A moeda estadunidense fechou esta segunda-feira (5) vendida a R$ 5,405, registrando uma queda de R$ 0,018 (-0,84%). Apesar de ter iniciado o pregão em alta, chegando a R$ 5,45 por volta das 10h30, a cotação inverteu a trajetória, acompanhando um movimento internacional.
Este valor representa o menor patamar do dólar desde 12 de dezembro, quando a divisa encerrou o dia em R$ 5,41.
No mercado de ações, o otimismo prevaleceu. O índice Ibovespa, principal indicador da B3, encerrou a segunda-feira aos 161.870 pontos, com alta de 0,83%. O indicador alternou momentos de alta e baixa na parte da manhã, mas firmou sua tendência de valorização durante a tarde.
Com este resultado, a bolsa brasileira alcançou seu patamar mais alto desde 15 de dezembro. Ações de bancos e mineradoras estiveram entre os principais impulsionadores do Ibovespa neste dia.
Impacto Geopolítico e Projeções Econômicas
Após um início de pregão global marcado por tensões, o mercado consolidou a leitura de que a invasão da Venezuela pode ter um efeito deflacionário nos Estados Unidos. A expectativa é que um aumento na produção de petróleo eleve a oferta nos próximos meses, resultando em uma queda do preço dos combustíveis no mercado estadunidense no médio prazo.
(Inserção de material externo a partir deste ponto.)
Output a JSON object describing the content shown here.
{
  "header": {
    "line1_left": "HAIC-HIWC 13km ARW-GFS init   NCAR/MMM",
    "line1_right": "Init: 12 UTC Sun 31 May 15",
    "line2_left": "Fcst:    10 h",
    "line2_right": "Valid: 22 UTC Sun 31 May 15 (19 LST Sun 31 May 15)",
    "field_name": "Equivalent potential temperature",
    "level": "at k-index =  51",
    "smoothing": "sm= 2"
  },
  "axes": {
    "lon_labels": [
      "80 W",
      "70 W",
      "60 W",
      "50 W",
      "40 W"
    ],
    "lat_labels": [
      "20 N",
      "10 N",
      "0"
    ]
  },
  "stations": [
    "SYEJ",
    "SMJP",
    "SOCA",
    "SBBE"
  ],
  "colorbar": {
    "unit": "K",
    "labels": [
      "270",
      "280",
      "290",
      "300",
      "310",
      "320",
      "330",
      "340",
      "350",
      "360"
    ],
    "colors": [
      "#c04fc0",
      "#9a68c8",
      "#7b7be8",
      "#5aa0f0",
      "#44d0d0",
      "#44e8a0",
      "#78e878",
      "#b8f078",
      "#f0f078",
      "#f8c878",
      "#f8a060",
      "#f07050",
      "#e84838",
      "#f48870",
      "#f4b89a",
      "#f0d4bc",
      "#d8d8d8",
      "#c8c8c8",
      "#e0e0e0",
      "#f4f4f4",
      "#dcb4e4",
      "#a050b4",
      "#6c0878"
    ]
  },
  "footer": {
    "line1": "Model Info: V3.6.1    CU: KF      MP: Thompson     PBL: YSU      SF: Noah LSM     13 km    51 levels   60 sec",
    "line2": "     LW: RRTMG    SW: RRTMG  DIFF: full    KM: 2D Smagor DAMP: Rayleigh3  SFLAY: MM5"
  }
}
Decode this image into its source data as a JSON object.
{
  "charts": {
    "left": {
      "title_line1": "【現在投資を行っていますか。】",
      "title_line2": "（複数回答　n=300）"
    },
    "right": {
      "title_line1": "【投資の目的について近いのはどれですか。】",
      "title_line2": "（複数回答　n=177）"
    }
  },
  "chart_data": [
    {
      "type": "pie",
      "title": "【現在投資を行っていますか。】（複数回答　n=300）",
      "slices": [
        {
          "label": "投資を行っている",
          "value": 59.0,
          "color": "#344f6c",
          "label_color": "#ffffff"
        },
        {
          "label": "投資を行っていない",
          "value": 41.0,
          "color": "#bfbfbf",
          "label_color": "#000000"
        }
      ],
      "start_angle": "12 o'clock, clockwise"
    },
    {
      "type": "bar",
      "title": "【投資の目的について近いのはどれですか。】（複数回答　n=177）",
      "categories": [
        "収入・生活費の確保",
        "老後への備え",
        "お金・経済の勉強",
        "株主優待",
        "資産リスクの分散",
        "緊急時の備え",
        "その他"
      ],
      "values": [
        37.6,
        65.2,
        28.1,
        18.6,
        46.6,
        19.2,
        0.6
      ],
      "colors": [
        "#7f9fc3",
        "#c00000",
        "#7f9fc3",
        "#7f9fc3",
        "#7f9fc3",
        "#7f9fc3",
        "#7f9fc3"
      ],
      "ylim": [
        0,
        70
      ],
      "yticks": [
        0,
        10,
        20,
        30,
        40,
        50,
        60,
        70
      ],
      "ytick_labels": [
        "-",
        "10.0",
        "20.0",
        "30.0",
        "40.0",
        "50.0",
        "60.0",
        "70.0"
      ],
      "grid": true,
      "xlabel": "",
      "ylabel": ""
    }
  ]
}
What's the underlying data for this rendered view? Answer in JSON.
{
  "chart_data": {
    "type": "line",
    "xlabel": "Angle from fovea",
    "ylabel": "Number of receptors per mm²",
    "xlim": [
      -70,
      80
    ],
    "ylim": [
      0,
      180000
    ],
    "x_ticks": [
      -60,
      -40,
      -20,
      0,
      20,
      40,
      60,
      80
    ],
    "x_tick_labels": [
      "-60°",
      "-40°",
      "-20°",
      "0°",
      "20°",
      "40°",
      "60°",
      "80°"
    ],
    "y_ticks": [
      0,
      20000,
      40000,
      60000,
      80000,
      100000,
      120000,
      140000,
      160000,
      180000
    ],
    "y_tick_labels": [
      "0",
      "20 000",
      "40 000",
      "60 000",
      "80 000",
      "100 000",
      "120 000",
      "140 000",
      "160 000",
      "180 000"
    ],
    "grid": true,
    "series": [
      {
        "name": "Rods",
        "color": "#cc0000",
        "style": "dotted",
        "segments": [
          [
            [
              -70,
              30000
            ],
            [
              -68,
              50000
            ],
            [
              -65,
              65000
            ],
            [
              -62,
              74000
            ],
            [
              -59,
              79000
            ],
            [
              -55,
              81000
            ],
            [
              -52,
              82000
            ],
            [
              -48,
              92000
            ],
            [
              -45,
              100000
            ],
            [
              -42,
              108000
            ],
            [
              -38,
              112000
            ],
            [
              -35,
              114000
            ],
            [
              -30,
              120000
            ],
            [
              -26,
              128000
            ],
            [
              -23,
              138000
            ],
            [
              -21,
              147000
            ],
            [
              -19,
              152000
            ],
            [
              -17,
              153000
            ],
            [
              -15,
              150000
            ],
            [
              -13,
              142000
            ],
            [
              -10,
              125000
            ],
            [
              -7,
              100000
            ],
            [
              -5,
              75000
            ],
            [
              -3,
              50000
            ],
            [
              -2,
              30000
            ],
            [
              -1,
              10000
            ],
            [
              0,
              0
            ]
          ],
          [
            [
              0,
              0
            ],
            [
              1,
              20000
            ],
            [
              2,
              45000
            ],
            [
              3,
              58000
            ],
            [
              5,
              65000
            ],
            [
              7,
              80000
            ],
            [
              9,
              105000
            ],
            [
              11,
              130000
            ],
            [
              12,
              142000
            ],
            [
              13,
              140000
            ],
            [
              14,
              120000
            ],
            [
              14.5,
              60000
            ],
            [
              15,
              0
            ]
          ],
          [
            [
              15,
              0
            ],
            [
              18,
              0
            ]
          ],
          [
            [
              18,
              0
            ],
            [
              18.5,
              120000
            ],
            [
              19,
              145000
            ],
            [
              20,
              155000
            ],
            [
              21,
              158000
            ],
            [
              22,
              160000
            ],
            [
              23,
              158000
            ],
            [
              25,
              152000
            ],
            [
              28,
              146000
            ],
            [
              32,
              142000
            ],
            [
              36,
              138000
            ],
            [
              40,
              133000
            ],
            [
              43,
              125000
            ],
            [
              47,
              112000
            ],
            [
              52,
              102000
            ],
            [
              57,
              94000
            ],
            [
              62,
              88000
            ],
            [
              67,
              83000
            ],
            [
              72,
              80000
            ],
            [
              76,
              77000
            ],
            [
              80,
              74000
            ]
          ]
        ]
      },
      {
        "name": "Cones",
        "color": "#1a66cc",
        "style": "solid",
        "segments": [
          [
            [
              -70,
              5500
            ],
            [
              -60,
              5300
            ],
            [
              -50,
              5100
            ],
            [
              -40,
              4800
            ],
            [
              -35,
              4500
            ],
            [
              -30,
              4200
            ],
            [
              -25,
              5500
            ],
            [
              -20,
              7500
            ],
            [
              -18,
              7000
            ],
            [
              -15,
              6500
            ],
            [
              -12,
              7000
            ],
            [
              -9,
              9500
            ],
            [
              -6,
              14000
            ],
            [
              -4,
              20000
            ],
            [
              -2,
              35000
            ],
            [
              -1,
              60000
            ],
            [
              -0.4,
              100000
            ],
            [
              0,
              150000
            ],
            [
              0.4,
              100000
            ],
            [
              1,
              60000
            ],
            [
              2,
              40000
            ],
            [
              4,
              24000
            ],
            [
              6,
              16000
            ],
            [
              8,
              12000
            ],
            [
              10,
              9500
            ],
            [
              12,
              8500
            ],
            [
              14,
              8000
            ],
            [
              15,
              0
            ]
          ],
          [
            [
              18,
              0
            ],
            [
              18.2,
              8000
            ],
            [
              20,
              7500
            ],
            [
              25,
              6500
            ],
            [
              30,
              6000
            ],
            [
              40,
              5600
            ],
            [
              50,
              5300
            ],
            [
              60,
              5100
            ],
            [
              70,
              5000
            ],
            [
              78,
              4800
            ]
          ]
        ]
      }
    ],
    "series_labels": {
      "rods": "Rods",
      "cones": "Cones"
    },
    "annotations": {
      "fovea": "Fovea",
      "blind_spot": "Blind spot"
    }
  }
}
A redução nos preços dos combustíveis diminuiria a pressão inflacionária nos Estados Unidos, abrindo espaço para que o Federal Reserve (Fed, Banco Central estadunidense) considere cortes nas taxas de juros já no início de 2026. Juros mais baixos em economias desenvolvidas tendem a estimular a migração de capitais para países emergentes, como o Brasil, o que contribui para a valorização da moeda local e o otimismo no mercado de ações.